This question originally appeared on Quora.
Answer by Andrew Chao, grad student at UC Berkeley:
There are a lot of reasons not to choose an iPhone. iPhones aren't always available or an option outside of the United States, so I'll approach this question with the assumption that you are a US Resident.
Before I begin listing reasons, I would like to remind readers that technology is a moving target, and new-generation devices will always attempt to overcome their past flaws. I'll also be primarily addressing Android as the alternative phone.
- While physically a beautiful device, the iPhone is known for not being particular robust and is prone to cracking.
- Screen size. You only have one choice with the iPhone. If you are a heavy media consumer, that extra screen space may be just what you really need.
- More integrated ports on non-iPhone devices. Many new smartphones have an integrated hdmi port; I'm not sure if the iPhone ships with their hdmi dongle or if that is a separate purchase.
- Standardized micro-USB cables. There are simply more devices that use micro-USB cables, which in turn makes it easier to find a cable to charge with if you forget yours.
- Removable battery. While the iPhone has one of the best batteries, without a removable battery you can't expect to quickly double your phone use by exchanging for a new battery.
- In regards to the camera, the iPhone consistently has one of the best phone cameras; that being said, you can find equally good cameras on other phones.
- You won't be finding a hardware keyboard on the iPhone anytime soon.
- Most comparable smartphones these days are just as expensive, but buying an iPhone often means buying into their suite of products.

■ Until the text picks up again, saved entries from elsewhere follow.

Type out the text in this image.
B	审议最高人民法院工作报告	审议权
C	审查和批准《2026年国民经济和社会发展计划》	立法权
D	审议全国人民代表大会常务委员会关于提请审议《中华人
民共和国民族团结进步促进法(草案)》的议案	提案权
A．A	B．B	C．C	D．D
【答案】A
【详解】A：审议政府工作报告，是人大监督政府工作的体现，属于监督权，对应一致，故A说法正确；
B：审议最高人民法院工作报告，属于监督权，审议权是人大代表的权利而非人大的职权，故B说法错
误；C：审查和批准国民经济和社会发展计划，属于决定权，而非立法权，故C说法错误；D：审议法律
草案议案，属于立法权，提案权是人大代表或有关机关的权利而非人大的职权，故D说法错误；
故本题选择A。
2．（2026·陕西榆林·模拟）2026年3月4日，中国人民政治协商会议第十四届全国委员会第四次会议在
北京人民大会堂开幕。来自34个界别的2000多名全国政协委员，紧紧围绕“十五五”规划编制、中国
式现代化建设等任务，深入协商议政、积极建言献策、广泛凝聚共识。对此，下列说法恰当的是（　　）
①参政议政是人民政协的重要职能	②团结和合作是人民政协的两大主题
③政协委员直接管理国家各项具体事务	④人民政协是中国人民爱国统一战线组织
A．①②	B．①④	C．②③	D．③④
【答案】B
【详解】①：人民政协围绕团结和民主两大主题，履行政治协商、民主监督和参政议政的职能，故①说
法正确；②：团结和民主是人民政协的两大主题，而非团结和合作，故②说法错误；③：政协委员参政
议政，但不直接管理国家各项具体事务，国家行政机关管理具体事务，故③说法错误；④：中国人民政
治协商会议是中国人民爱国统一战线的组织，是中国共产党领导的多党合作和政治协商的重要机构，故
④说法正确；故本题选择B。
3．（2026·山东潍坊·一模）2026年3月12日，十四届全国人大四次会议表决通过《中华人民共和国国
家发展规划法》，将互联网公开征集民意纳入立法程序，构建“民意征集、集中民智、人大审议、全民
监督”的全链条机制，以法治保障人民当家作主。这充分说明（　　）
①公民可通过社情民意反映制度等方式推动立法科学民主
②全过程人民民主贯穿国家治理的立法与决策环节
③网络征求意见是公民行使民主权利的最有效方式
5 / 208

Let's not forget Apple has a pretty high markup on their products.
- We can't forget about app purchases either! Do iPhone users spend more money on apps than Android users?
- Both Android and the iPhone have a comparable selection of apps.
- BUT Android has widgets. Widgets allow for users to quickly access content and actions of their most used apps.
- Oops, I forgot about Google Maps/Navigation. While Apple may be rolling out their own navigation system, they are going to be hard-pressed to meet the bar of quality that Google Navigation has set.
- Oh wait, there's also the ability for apps to run in the background. This ability unlocks a whole different class of apps, ie. location based tasks that remind you when you enter or are about to leave a particular area. I was reminded that the iOS does support limited background processes.
- Android gives its users a much greater flexibility in customizing the look and feel of their device.
- Home Screen Launcher apps will unlock an incredible amount of nifty UI features that really make the experience so much better than the stock OS. For example, you can "long-press" an icon on your homescreen to uninstall. You can change the animation between screens and even the number of homescreens to make room for more widgets.
- The thriving Android developer community has made it incredibly easy to root your device and create some really beautiful home screens.
- Android also has the option of using animated wallpapers.
- If you're a user of Google or Microsoft products, you will probably be better off using one of their respective mobile operating systems.
- It's really hard to beat Google's incredible integration with their own suite of products.
Well, some of these are pretty compelling reasons, but it's really just going to depend on your preferences. If you've got money and don't really care about customizing your phone, go with an iPhone. Although, I really do think Google Maps and Navigation are just absolutely incredible, that feature alone is a compelling enough reason to get an Android phone.